When we finally arrived at the autogyro pad, Reynolds and a buxom brunette were sunning themselves on lounge chairs in terrycloth robes. A muscular Nordic houseboy was pouring some sort of odd looking smoothies from a large blender.
“Inspector Rather! How delightful to see you again,” said Reynolds. “I was becoming worried. Chalmondeley radioed you were en route over an hour ago."
“Sorry to keep you waiting, Professor. That hedge maze of yours is a sonofabitch.”
“Where are my manners? May I present my wife, the Lady Smith. You may recognize her from our podcast.”
“Afternoon Ma’am,” I said, tipping my fedora. "I'm afraid I'm not much of a computer type."
She looked up from her copy of Hollywood Psychologist and pouted with a pair of voluptuous ruby lips. I felt her eyes feeling me up behind those sunglasses.
“Say, you’re kind of old.”
“Am I?”
“And not very cute.”
“My mother was scared by a circus clown.”
“And your banter is not very good.”
“Are we bantering? I hadn’t noticed.”
“You’re not very good at noticing things either, are you?”
“Oh yeah? Well, I am rubber and you are glue, and everything…”
“Is there something we can help you with, Inspector?” interrupted Reynolds. “We're hosting an orange tie affair for Coach Fullmer this evening. I hope you think it not rude of me to ask that you get to the point of this visit."
“What have you internet people done with my ratings!?" screamed Couric, erupting into a perky rage. I grabbed her as she swung futile windmills.
“Oh, yes. I believe I read something about that on my Technorati feed three weeks ago,” he said, in a deadly calm. “Tsk, tsk. Terribly dreadful business, this television news problem. It seems to have infected the entire... how shall I say, 'traditional media.' Perhaps you should pay more attention to blogs to avoid these surprises.”

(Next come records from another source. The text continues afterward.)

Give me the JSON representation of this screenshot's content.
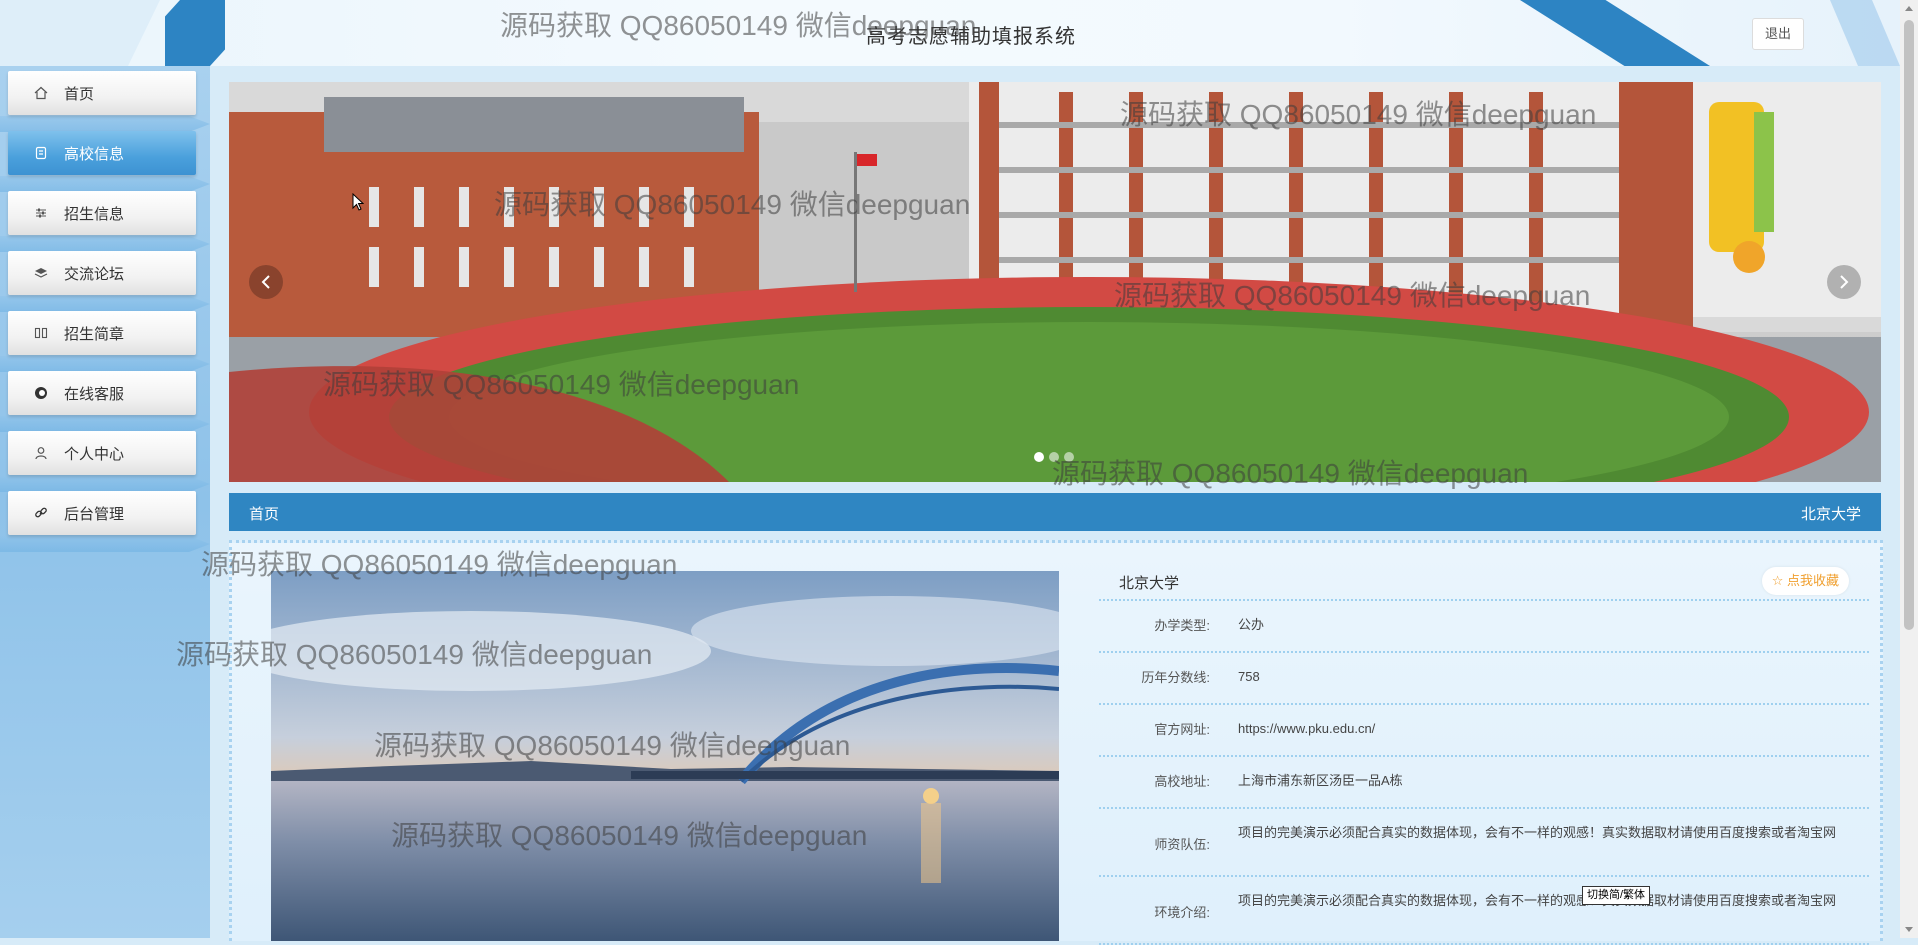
{
  "header": {
    "title": "高考志愿辅助填报系统",
    "logout_label": "退出"
  },
  "sidebar": {
    "items": [
      {
        "label": "首页",
        "icon": "home-icon"
      },
      {
        "label": "高校信息",
        "icon": "document-icon",
        "active": true
      },
      {
        "label": "招生信息",
        "icon": "sliders-icon"
      },
      {
        "label": "交流论坛",
        "icon": "layers-icon"
      },
      {
        "label": "招生简章",
        "icon": "columns-icon"
      },
      {
        "label": "在线客服",
        "icon": "chat-icon"
      },
      {
        "label": "个人中心",
        "icon": "user-icon"
      },
      {
        "label": "后台管理",
        "icon": "link-icon"
      }
    ]
  },
  "banner": {
    "slide_count": 3,
    "active_slide": 1
  },
  "breadcrumb": {
    "home": "首页",
    "current": "北京大学"
  },
  "detail": {
    "name": "北京大学",
    "favorite_label": "☆ 点我收藏",
    "fields": [
      {
        "label": "办学类型:",
        "value": "公办"
      },
      {
        "label": "历年分数线:",
        "value": "758"
      },
      {
        "label": "官方网址:",
        "value": "https://www.pku.edu.cn/"
      },
      {
        "label": "高校地址:",
        "value": "上海市浦东新区汤臣一品A栋"
      },
      {
        "label": "师资队伍:",
        "value": "项目的完美演示必须配合真实的数据体现，会有不一样的观感！真实数据取材请使用百度搜索或者淘宝网"
      },
      {
        "label": "环境介绍:",
        "value": "项目的完美演示必须配合真实的数据体现，会有不一样的观感！真实数据取材请使用百度搜索或者淘宝网"
      }
    ]
  },
  "watermark": "源码获取 QQ86050149 微信deepguan",
  "toggle_label": "切换简/繁体",
  "colors": {
    "accent": "#2f86c2",
    "sidebar_active": "#4aa0dc",
    "favorite": "#f0a030"
  }
}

“Maybe I don’t know so much about blogs, Professor,” I said. “But I know a thing or two about Tennessee that might surprise you.”
His eyes narrowed.
“Such as?”
“Such as the fact that Tennessee is the only state that salts its roads in summer.”
“Good heavens! Is that true? Why would the transportation secretary approve such a wasteful program?”
“Meat seasoning.”
“You'll excuse me if I don't 'heh,' Mr. Rather,” he sneered. "Klaus, please escort Inspector Rather and Miss Couric to the door.”
***********************
We were on a park bench in Knoxville, out of ideas, at our wit's end.

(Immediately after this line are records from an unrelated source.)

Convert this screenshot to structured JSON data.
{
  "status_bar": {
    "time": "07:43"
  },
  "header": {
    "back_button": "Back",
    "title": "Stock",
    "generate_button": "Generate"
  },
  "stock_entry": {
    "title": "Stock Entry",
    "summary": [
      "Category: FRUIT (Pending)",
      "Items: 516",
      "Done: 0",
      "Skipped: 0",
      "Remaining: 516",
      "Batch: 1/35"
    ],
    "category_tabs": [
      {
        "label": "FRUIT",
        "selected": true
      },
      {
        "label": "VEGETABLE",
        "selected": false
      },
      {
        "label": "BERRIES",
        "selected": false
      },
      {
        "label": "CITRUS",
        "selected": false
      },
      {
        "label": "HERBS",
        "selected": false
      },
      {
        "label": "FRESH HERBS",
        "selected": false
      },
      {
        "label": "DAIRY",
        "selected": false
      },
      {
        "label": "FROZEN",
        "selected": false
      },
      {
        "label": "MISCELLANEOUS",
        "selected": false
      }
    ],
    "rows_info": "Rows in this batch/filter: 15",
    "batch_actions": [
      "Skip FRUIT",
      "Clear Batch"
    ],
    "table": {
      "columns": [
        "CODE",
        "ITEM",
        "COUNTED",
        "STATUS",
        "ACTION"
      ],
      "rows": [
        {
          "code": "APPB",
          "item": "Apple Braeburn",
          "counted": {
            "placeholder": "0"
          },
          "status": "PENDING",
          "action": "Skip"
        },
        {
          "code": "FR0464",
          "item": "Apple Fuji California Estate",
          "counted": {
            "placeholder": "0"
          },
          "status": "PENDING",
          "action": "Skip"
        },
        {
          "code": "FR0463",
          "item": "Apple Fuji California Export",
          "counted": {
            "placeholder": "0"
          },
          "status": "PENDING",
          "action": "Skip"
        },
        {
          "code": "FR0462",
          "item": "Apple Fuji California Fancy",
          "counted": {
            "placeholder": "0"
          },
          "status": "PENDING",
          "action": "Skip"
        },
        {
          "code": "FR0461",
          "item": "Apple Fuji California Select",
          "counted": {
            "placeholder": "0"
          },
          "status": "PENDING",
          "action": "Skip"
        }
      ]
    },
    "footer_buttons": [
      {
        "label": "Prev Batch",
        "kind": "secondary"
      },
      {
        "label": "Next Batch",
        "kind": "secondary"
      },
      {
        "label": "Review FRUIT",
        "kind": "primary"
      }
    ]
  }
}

"I think that's it, Katie. When the ratings come out Monday, it's the Big Kiss-off. Sayonara. Endsville. I wish I could have done more."
"It's not your fault Dan," she said squeezing my palm. "You were the one who showed me the ropes on the TelePrompter."

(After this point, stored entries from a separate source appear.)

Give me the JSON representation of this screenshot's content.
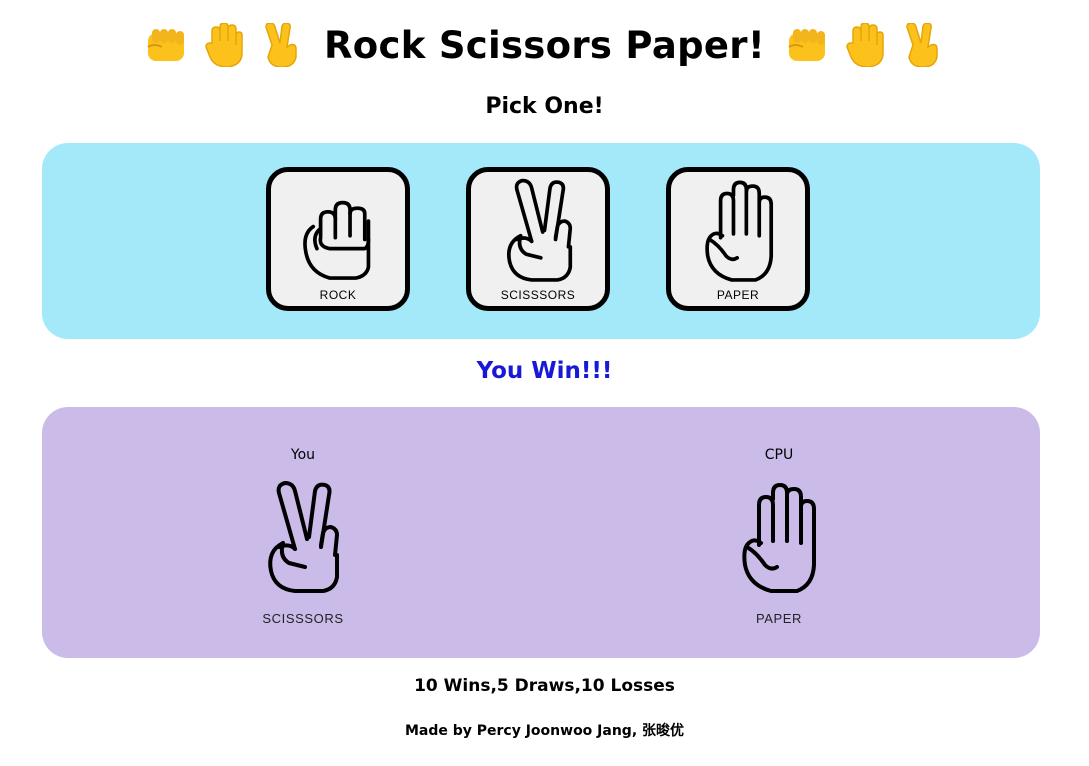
{
  "header": {
    "title": "Rock Scissors Paper!",
    "emoji_left": [
      "fist-emoji",
      "raised-hand-emoji",
      "victory-hand-emoji"
    ],
    "emoji_right": [
      "fist-emoji",
      "raised-hand-emoji",
      "victory-hand-emoji"
    ]
  },
  "pick": {
    "heading": "Pick One!"
  },
  "choices": [
    {
      "label": "ROCK",
      "icon": "rock-hand-icon"
    },
    {
      "label": "SCISSSORS",
      "icon": "scissors-hand-icon"
    },
    {
      "label": "PAPER",
      "icon": "paper-hand-icon"
    }
  ],
  "result": {
    "text": "You Win!!!",
    "color": "#1818d6"
  },
  "match": {
    "player": {
      "label": "You",
      "move": "SCISSSORS"
    },
    "cpu": {
      "label": "CPU",
      "move": "PAPER"
    }
  },
  "score": {
    "text": "10 Wins,5 Draws,10 Losses"
  },
  "footer": {
    "credit": "Made by Percy Joonwoo Jang, 张晙优"
  },
  "colors": {
    "choice_panel": "#a3e9f9",
    "match_panel": "#cbbbe9",
    "button_bg": "#f0f0f0",
    "emoji_yellow": "#fcc21b"
  }
}
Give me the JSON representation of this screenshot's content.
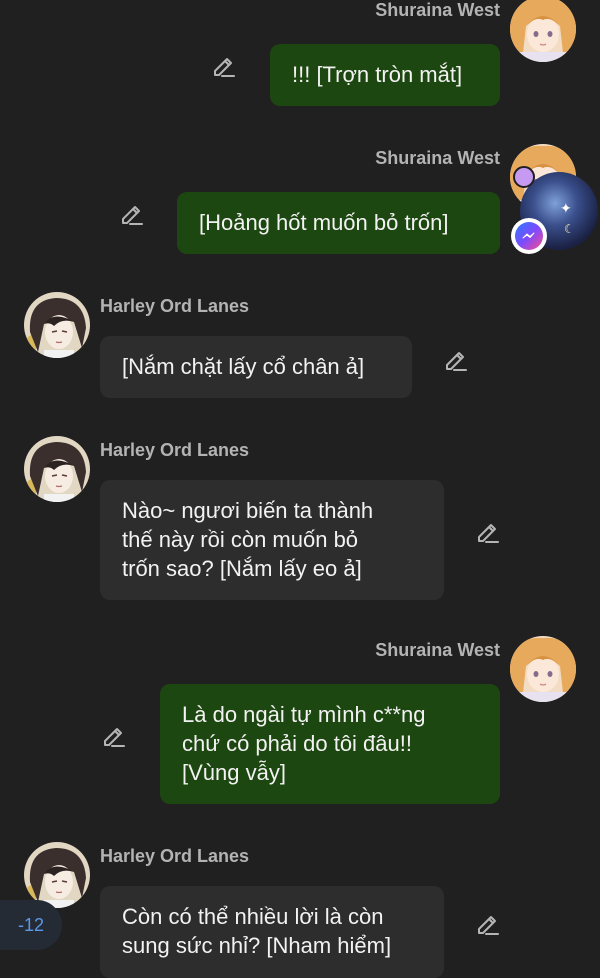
{
  "colors": {
    "background": "#202020",
    "outgoing_bubble": "#1d4710",
    "incoming_bubble": "#2d2d2d",
    "name_text": "#b3b3b3",
    "count_text": "#5b97e8"
  },
  "messages": [
    {
      "sender": "Shuraina West",
      "direction": "outgoing",
      "lines": [
        "!!! [Trợn tròn mắt]"
      ]
    },
    {
      "sender": "Shuraina West",
      "direction": "outgoing",
      "lines": [
        "[Hoảng hốt muốn bỏ trốn]"
      ]
    },
    {
      "sender": "Harley Ord Lanes",
      "direction": "incoming",
      "lines": [
        "[Nắm chặt lấy cổ chân ả]"
      ]
    },
    {
      "sender": "Harley Ord Lanes",
      "direction": "incoming",
      "lines": [
        "Nào~ ngươi biến ta thành",
        "thế này rồi còn muốn bỏ",
        "trốn sao? [Nắm lấy eo ả]"
      ]
    },
    {
      "sender": "Shuraina West",
      "direction": "outgoing",
      "lines": [
        "Là do ngài tự mình c**ng",
        "chứ có phải do tôi đâu!!",
        "[Vùng vẫy]"
      ]
    },
    {
      "sender": "Harley Ord Lanes",
      "direction": "incoming",
      "lines": [
        "Còn có thể nhiều lời là còn",
        "sung sức nhỉ? [Nham hiểm]"
      ]
    }
  ],
  "overlays": {
    "chat_head": "messenger-chat-head",
    "messenger_badge_icon": "messenger-icon",
    "count_badge": "-12"
  },
  "icons": {
    "edit": "pencil-edit-icon"
  }
}
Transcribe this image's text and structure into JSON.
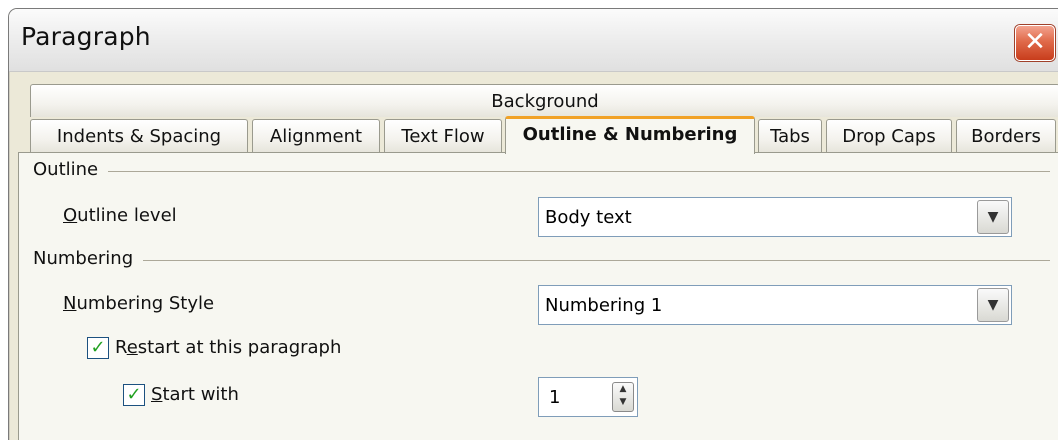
{
  "window": {
    "title": "Paragraph",
    "close_symbol": "✕"
  },
  "tabs": {
    "row1": [
      "Background"
    ],
    "row2": [
      "Indents & Spacing",
      "Alignment",
      "Text Flow",
      "Outline & Numbering",
      "Tabs",
      "Drop Caps",
      "Borders"
    ],
    "active": "Outline & Numbering"
  },
  "outline": {
    "section_label": "Outline",
    "level_label_first": "O",
    "level_label_rest": "utline level",
    "level_value": "Body text"
  },
  "numbering": {
    "section_label": "Numbering",
    "style_label_first": "N",
    "style_label_rest": "umbering Style",
    "style_value": "Numbering 1",
    "restart_label_pre": "R",
    "restart_label_u": "e",
    "restart_label_rest": "start at this paragraph",
    "restart_checked": true,
    "startwith_label_first": "S",
    "startwith_label_rest": "tart with",
    "startwith_checked": true,
    "startwith_value": "1"
  },
  "icons": {
    "dropdown": "chevron-down-icon",
    "check": "checkmark-icon",
    "spin": "spin-arrows-icon"
  }
}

"And you were the one who made this cynical old newshound appreciate a good 3 minute Paris Hilton segment."
"You Katie Couric?" interrupted a Western Union boy. "Telegram from Mister Lester Moonves in New York City."
We tore it open.
KATIE
NEW NIELSENS IN. STOP. CSI SWEEPS TOP THREE. STOP. ENOUGH AD DOUGH TO OFFSET EVENING NEWS LOSS. STOP. YOUR CONTRACT EXTENDED THROUGH 2011. STOP.
CONGRATS
LES
"Well, I'll be damned," I said. "Moonves actually pulled off the old loss-leader news department excuse."
"Oh, Dan, I..." she threw her arms around my neck.
"I... I guess I'll be going back to New York now," she said, peering up with those beady, perky eyes. "How about one last slap, for old time's sake?"
"No thanks kid, get back to your anchor desk. There's a lot tragedies and celebrities that need reporting. I'll be seein' you around. Newstown is a small place."
I watched her walk to the Greyhound station. I turned around and the Western Union boy was still standing there with his hand out.
"How about a tip, Mister?"
"Sure kid," I said, lighting an Old Gold. "Don't get mixed up with dames."